Sibelius Finland Experience is a unique experience

Written by Erik.T,Tawaststjerna 

The Finnish composer Jean Sibelius is one of the great masters of orchestral music. His main works are the seven symphonies and the violin concerto, but some shorter works for orchestra are equally popular.

The Intermezzo is the first movement from the Karelia Suite. Sibelius composed this work in 1893 originally as theatre music for a series of tableaux (still scenes on the stage) produced by the Viborg Student Corporation. Viborg (now a Russian city between the Finnish border and St. Petersburg) used to be the capital of the Karelian province of Finland. For Sibelius, the Karelian folk tradition of rune (epic poetry) singing was a very important source of inspiration in the first years of his career. No doubt the Karelia Suite was an homage to the Karelian province and its historical connection to Finland. The Intermezzo begins with horn calls against a soft string background. Later we hear a march-like theme, based on the the horn motif. At the end the horn calls and string tremolos return.

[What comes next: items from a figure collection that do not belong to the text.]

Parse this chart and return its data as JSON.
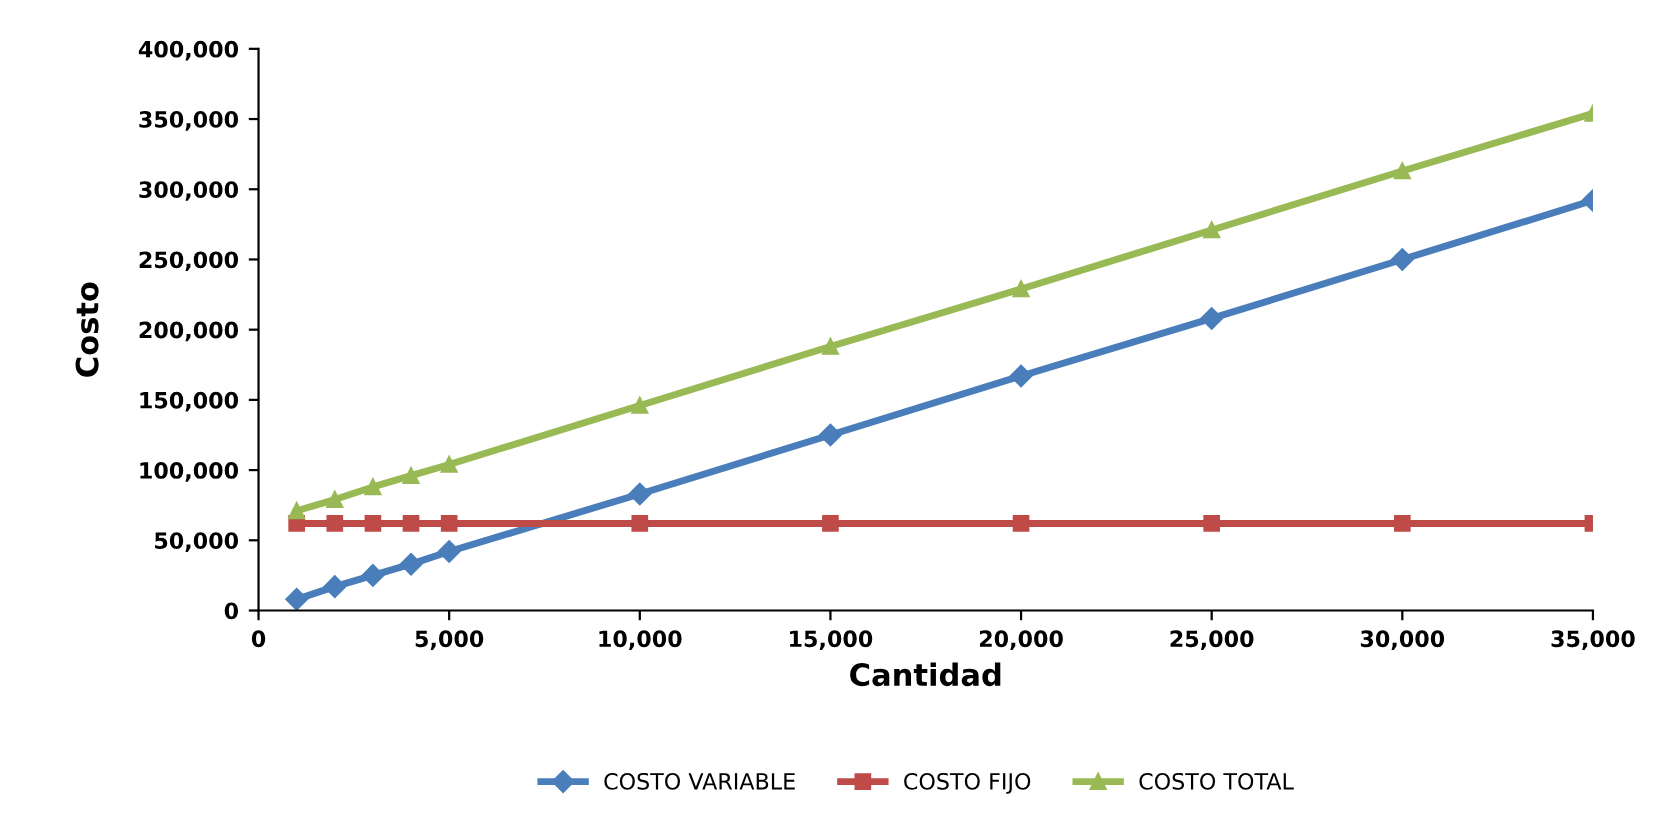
{
  "chart_data": {
    "type": "line",
    "xlabel": "Cantidad",
    "ylabel": "Costo",
    "x": [
      1000,
      2000,
      3000,
      4000,
      5000,
      10000,
      15000,
      20000,
      25000,
      30000,
      35000
    ],
    "series": [
      {
        "name": "COSTO VARIABLE",
        "color": "#4a7ebb",
        "marker": "diamond",
        "values": [
          8000,
          17000,
          25000,
          33000,
          42000,
          83000,
          125000,
          167000,
          208000,
          250000,
          292000
        ]
      },
      {
        "name": "COSTO FIJO",
        "color": "#be4b48",
        "marker": "square",
        "values": [
          62000,
          62000,
          62000,
          62000,
          62000,
          62000,
          62000,
          62000,
          62000,
          62000,
          62000
        ]
      },
      {
        "name": "COSTO TOTAL",
        "color": "#98b954",
        "marker": "triangle",
        "values": [
          71000,
          79000,
          88000,
          96000,
          104000,
          146000,
          188000,
          229000,
          271000,
          313000,
          354000
        ]
      }
    ],
    "xlim": [
      0,
      35000
    ],
    "xticks": [
      {
        "value": 0,
        "label": "0"
      },
      {
        "value": 5000,
        "label": "5,000"
      },
      {
        "value": 10000,
        "label": "10,000"
      },
      {
        "value": 15000,
        "label": "15,000"
      },
      {
        "value": 20000,
        "label": "20,000"
      },
      {
        "value": 25000,
        "label": "25,000"
      },
      {
        "value": 30000,
        "label": "30,000"
      },
      {
        "value": 35000,
        "label": "35,000"
      }
    ],
    "ylim": [
      0,
      400000
    ],
    "yticks": [
      {
        "value": 0,
        "label": "0"
      },
      {
        "value": 50000,
        "label": "50,000"
      },
      {
        "value": 100000,
        "label": "100,000"
      },
      {
        "value": 150000,
        "label": "150,000"
      },
      {
        "value": 200000,
        "label": "200,000"
      },
      {
        "value": 250000,
        "label": "250,000"
      },
      {
        "value": 300000,
        "label": "300,000"
      },
      {
        "value": 350000,
        "label": "350,000"
      },
      {
        "value": 400000,
        "label": "400,000"
      }
    ],
    "grid": false,
    "legend": "bottom",
    "line_style": "solid"
  }
}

Sibelius would have earned a fortune with his Valse Triste, if our modern copyright laws had been implemented back in the early 1900s. Alas, this was not the case, and the composer got a scant financial reward for one of his all-time hits. This melancholic waltz was composed in 1903 for a theatre production of the symbolistic play Kuolema (Death), written by Sibelius’s brother-in-law, Arvid Järnefelt. At the beginning of this particular scene, a lady is lying on her deathbed. Little by little she hears the sounds of a waltz, she sees figures dancing in the room, and finally she is tempted to join the dance. She does not notice that she is dancing with Death, and at the end of this dream-like scene she falls down and dies.

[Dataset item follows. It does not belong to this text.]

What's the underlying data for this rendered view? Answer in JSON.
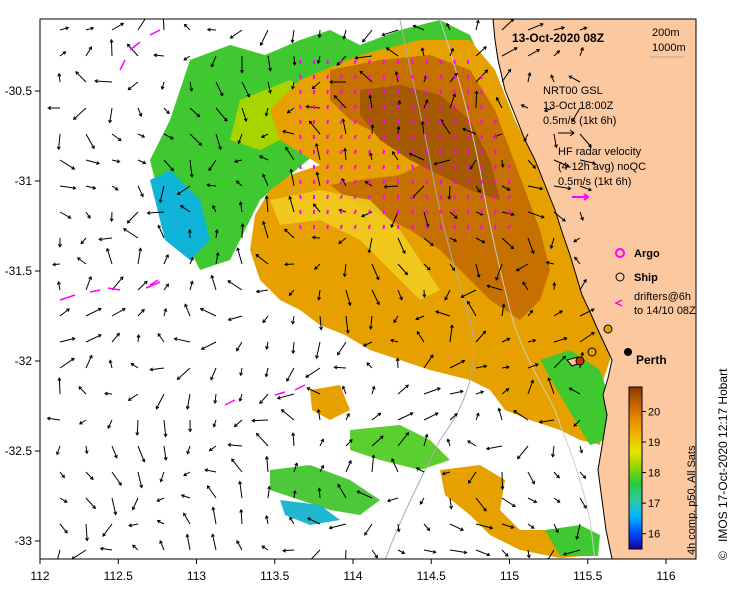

The tone-poem Finlandia, together with the violin concerto, is the best-known work by Sibelius. It, too, had its origins in theatre music. Sibelius composed a set of pieces for theatre tableaux presented by the Days of News Press in 1899, and the music for the last tableau, Wake up Finland, was the first version of the Finlandia. This was a time of intense Russian oppression of the awakening Finnish national awareness. At the time, until 1917, Finland was still a Grand-duchy of the Russian Empire. Sibelius reworked the Finlandia into a tone poem in 1900, and its inspiring music has since become part of the world’s cultural heritage. The hymn in the work’s middle section has been set to words somewhat later, and it is often sung as an independent piece of music. It has even been suggested that this hymn should be made the national anthem of Finland. The hymn is much loved by all Finns and by millions of people worldwide.

We are all excited to make the great works of Sibelius available for domestic and international visitors at Helsinki during the period daily from 17th of june to 8th of august 2014. Sibelius 150 year anniversary is 2015 and this experience will be part of the celebration.